Since mid 2008, the NTB social affairs office has stop delivering rice and other food aid to the refugees because social assistance was only made available for two years. They are still struggling to make a living. In the last six months, they had no electricity after they couldn’t afford to pay the bill. Worse, as citizens, they have lost their identities as they do not possess valid identity cards (KTP).
“The cards obtained from Ketapang have expired and our applications for new KTPs has been rejected here. This makes it difficult to obtain certificates for free medical aid for disadvantaged people,” said Sarim Ahmad (40), one of the refugees.
Without KTPs, the refugees have no access to free medical services and student aid (BSM). They had to pay the normal rate for hospital fees for each baby born during that time, and have not yet received allowances for their children’s education.
The BSM scheme normally provides Rp 15,000 per primary school student, Rp 50,000 per secondary school student and Rp 75,000 per high school student a month.
To support their families, some of the members of the sect have taken jobs in the construction industry, others in retail like snack shops. Sarim and 12 other members have been working for several months in Singkong Keju Mataram (Sikemat), a fried-cassava shop with 12 branches in Mataram.
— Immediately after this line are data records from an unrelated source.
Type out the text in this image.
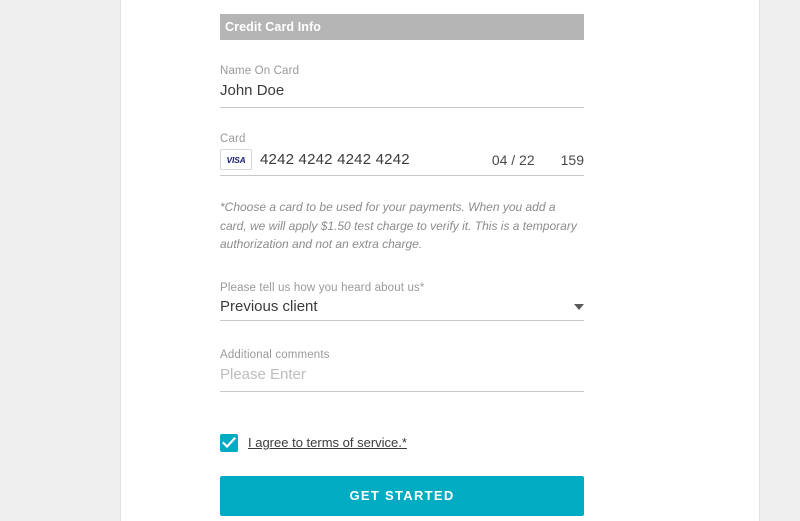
Credit Card Info
Name On Card
John Doe
Card
VISA 4242 4242 4242 4242	04 / 22 159
*Choose a card to be used for your payments. When you add a card, we will apply $1.50 test charge to verify it. This is a temporary authorization and not an extra charge.
Please tell us how you heard about us*
Previous client
Additional comments
Please Enter
I agree to terms of service.*
GET STARTED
They only earn Rp 12,000 a day, working from 8 a.m. to 5 p.m. local time.
“Sometimes we don’t have enough money to buy rice. But fortunately there’s the job at the snack shop, otherwise there would be nobody to turn to,” said Nuraeni (28), another Ahmadiyah evacuee with two children.
“I want to be a policeman,” said Ridho (3), the son of Zuhri and Nuraeni, when asked what he wished to become when he grew up. But who can guarantee Ridho’s dream will come true, when his parents cannot afford to pay for basic health and his education?